Так жаждала великая душа заложить первый камень на том месте, где теперь раскинулся на сотни квадратных верст великий город с его величественными храмами, дворцами, город с его миллионным населением, с парками, садами, всевозможными учебными заведениями, город, изрезанный стальными полосами рельсов, опутанный паутиною телеграфных и телефонных проволок, из которого исходят повеления вплоть до бурных вод бурного Тихого океана...

* * *

Как было не трепетать великой душе, провидевшей мировую миссию своего народа в будущем!

24

Настал наконец желанный день.

К 16 мая войска, взявшие Ниеншанц и овладевшие всею Невою и ее дельтою и стоявшие лагерем – пехота по ту сторону Невы, а кавалерия – на левом ее берегу, все придвинулись к месту закладки крепости и новой столицы. Невская флотилия, на которой прибыли войска к месту закладки, так запрудила берега Иенисари и ближайшие берега Койвисари, что прибывший из Новгорода владыка Иона с собором всего духовенства, с хоругвями и образами, а затем и государь с блестящею свитою только с помощью удивительной распорядительности Меншикова, уже назначенного губернатором будущей столицы, могли свободно пройти к месту молебствия и закладки.

Ярко отливали на солнце андреевские ленты новых кавалеров – самого государя, Меншикова и старого Головина. Богатые ризы духовенства из золотой парчи, украшенная драгоценными камнями митра Ионы, искрившиеся золотом и алмазами иконы, блестящее вооружение войска – все как будто говорило: «Сей день, его же сотвори Господь, возрадуемся и возвеселимся в он...»

Да, это был великий день на Руси.

Началось молебствие.

Павлуша Ягужинский, стоявший около царя, почти не спускал восторженных глаз с его лица. Никогда он не видел такого, казалось, лучезарного лица!

В руках Павлуши находился небольшой золотой ларец. Когда юный денщик все же опускал глаза на ларец, то машинально повторял шепотом слова, начертанные на его крышке:

«От воплощения Иисуса Христа 1703, маия 16, – шептали губы Павлуши, – основан царствующий град Санкт-Питербурх великим государем, царем и великим князем Петром Алексеевичем, самодержцем Всероссийским».

По окончании молебствия митрополит окропил святою водою царя, его свиту и выстроенные полукругом шпалерами войска.
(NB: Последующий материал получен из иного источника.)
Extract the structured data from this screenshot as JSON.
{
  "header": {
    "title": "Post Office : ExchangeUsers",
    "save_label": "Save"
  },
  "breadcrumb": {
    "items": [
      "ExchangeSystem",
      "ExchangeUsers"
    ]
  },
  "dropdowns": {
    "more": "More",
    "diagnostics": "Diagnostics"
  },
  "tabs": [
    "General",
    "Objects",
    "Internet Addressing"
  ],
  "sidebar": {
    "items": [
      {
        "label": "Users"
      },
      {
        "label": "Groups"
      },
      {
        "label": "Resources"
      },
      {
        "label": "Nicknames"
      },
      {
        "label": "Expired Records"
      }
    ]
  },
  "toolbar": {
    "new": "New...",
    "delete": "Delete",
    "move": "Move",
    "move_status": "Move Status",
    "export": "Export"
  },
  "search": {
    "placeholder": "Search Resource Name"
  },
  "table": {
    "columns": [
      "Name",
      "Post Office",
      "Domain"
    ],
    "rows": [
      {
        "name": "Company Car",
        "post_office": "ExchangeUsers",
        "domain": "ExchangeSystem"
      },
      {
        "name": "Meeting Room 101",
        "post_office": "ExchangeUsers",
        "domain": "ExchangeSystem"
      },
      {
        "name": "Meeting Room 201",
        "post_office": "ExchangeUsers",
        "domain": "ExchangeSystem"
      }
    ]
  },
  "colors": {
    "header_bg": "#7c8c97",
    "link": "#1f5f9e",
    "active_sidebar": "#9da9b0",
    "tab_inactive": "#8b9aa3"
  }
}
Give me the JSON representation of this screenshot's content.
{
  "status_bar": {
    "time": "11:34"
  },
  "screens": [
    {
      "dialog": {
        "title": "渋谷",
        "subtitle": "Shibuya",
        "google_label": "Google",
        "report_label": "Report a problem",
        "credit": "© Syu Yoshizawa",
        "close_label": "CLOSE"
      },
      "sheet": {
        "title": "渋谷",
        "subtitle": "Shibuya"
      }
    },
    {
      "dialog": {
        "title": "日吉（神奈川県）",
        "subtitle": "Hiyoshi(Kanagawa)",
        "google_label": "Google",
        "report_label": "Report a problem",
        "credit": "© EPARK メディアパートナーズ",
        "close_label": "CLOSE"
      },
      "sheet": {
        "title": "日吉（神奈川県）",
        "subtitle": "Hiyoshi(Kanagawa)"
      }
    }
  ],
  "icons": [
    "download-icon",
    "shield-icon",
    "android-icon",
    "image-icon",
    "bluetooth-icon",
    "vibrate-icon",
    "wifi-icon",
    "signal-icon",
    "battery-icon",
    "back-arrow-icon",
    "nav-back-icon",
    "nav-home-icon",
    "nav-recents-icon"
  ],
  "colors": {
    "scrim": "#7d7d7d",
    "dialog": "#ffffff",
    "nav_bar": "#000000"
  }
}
– Александр Данилыч, подай лопату, – сказал государь. Меншиков, взяв железную лопату у стоявшего на фланге великана Лобаря, подал царю.

Поплевав на руки, как это делают настоящие землекопы и плотники, государь глубоко засадил заступ в землю, где должен был находиться центр закладки, разом выворотил громадную глыбу влажного грунта.

– Вишь, и на руки поплевал, и впрямь, что твой землекоп...

– Эвона, какой комище выворотил, – перешептывались между собой преображенцы.

А Лобарь, глядя на работу царя-исполина, думал себе:

«Поди, и я не осилил бы царя-батюшку... Вишь, как засаживает! Того и гляди заступ вдребезги...»

Меншиков, взяв другой заступ, тоже стал копать рядом с царем.

Не утерпел Лобарь, завидки взяли: захотел помериться силою с государем и взял заступ у соседа.

Вывороченная глыба оказалась больше государевой. Последний заметил это и улыбнулся.

– А! И дядя Терентий пристал к нам, – сказал он. – Спасибо.

– Рад стараться, государь-батюшка, – отозвался Лобарь, выворачивая горы черного грунта.

Тогда бросились с заступами и другие преображенцы, и в несколько минут яма была готова.

– Подай ларец, Павел, – обернулся государь к Ягужинскому.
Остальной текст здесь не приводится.